The COVID-19 Task Force has been responsible for keeping students and staff updated all semester.
By: Charlotte Renner
As Webster University students, along with faculty and staff, were whipped into the whirlwind that is the COVID-19 pandemic, the COVID-19 Task Force worked behind the scenes to call the shots.
The panel consists of a group of individuals who represent vital parts of the university. Its decisions have affected every student’s life during this pandemic, decisions that were not made with ease.
“I am not afraid to make a tough decision, but before I do it, I need to know how are we going to take care of those who are the most vulnerable,” said Webster President Julian Schuster who formed the task force in early March. “Every decision that we have made in terms of college was guided to protect and shelter those who are most vulnerable to negative impacts of our decisions.”
Some of the tough choices made by the COVID-19 Task Force included bringing study abroad students back to the United States, moving classes to online formats, closing student housing, and moving the spring commencement ceremony to a virtual format and having in-person ceremonies on campus in the fall.
Closing student housing proved to be the most difficult decision to make.

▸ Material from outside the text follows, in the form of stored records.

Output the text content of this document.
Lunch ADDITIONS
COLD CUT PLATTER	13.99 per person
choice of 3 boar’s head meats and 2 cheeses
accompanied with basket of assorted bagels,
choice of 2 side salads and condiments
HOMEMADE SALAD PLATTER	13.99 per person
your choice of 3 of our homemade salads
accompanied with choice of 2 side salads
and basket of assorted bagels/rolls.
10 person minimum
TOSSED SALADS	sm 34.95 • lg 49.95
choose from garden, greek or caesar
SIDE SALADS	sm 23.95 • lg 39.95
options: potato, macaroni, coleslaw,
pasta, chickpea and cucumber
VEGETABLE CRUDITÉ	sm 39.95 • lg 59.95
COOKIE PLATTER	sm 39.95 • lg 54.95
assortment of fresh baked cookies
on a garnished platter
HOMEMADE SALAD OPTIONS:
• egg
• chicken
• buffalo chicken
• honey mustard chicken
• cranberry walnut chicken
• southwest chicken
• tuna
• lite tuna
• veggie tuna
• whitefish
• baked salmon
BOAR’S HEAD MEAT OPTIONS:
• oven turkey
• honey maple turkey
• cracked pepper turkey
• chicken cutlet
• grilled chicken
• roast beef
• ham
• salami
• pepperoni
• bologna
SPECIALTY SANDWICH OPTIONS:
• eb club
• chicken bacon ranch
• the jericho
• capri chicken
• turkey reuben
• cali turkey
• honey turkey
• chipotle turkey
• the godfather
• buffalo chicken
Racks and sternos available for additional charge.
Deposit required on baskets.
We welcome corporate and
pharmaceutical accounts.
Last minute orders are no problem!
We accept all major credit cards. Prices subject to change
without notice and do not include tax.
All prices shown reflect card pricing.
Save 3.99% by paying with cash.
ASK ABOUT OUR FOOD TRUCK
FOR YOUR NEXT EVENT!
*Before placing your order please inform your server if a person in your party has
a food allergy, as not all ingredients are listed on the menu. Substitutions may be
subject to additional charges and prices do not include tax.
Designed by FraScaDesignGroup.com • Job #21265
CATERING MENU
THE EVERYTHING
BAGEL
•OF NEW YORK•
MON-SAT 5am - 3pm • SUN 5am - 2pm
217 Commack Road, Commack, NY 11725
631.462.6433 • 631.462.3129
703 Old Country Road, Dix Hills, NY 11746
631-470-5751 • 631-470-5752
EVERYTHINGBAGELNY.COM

“Five days before [closing student housing], I was adamant that we were not going to push people out,” task force member and Director of Student Affairs John Buck said. “So much happened in a five-day window—that’s a good example of a decision that was a perfectly fine decision five days earlier, but then have more information come into the mix that really said, ‘Now we have to move everybody out.’”
Professor Jody Spiess, the only faculty member and public health expert on the task force, was a last-minute addition that proved to be a very important one. Spiess is responsible for prevention and mitigation, which is attempting to prevent the virus from spreading and then keeping as many people as safe as possible with the least amount of harm.
Due to these considerations, Spiess was certain that, albeit the toughest choice, closing campus housing was the right move.
“To get to move out of your parents’ house, and be living your life and have some independence and then all of the sudden be told you have to go home? That was hard because I know it changed everything for the students,” Spiess said. “But then, that’s where I would have to go, ‘I want them alive. I want them safe.’ While this may be a hard season of life, we have to do what’s best.”
Main components of the university represented in the task force include Information Technology, Human Resources, Finance, Academic Affairs, Communications and more. This brings a wide variety of viewpoints and needs to hash out during meetings.
“There’s two parts to it. One is like this collaborative group that’s talking about the problem at a 20,000-foot level, and then there’s specialized areas that each of us bring that we can focus on,” Buck explained. “It’s been both talking about a bigger issue or it’s been, here’s how we’re gonna do refunds for housing, or here’s what we’re gonna do to facilitate moving out, or communicating with parents after that. So it’s the big picture and then details, too.”
Although the decisions made by the task force have taken intense collaboration to satisfy all components of the university, every decision has been unanimous.
However, the task force’s work is not done — they still have a standing phone call meeting every business day at noon to discuss future decisions concerning Webster University and COVID-19.
“If anything keeps me awake, it is not whether I will get sick or not. It is what is going to happen in our university’s fall semester,” Schuster said. “What are going to be impacts on our students? We will do whatever we can to welcome people to come back. I will never say we will try to go about business as usual because I do not believe that this will go away overnight.”
Other members of the task force are keeping an optimistic outlook for the fall semester.
“I can tell you that I am walking in faith and full expectation that we’re gonna be back in August,” Buck said. “For me, there’s no other way to look at it right now because we don’t have enough information to know what the next 12 to 15 weeks brings. There’s a lot of decisions going to be made at a federal level, at a state level, county or public health level that are gonna be influential.”
From a public health perspective, Spiess believes that with the right actions now, Webster could be open in the fall.
“I think if our local leaders keep the stay-at-home order for several more weeks, we might ride this out okay. If we rush and let people go back to normal before May or right at May 1. I think we might have another wave,” Spiess said. “That’s all just me guessing from what we’ve seen from this virus and from other places. What has been so hard up until now is we don’t know anything about the virus, and we don’t know how it’s gonna behave and we’re learning that. This is not like the flu. The flu we have a vaccine for. We know what to do with that. We didn’t know what to do with this.”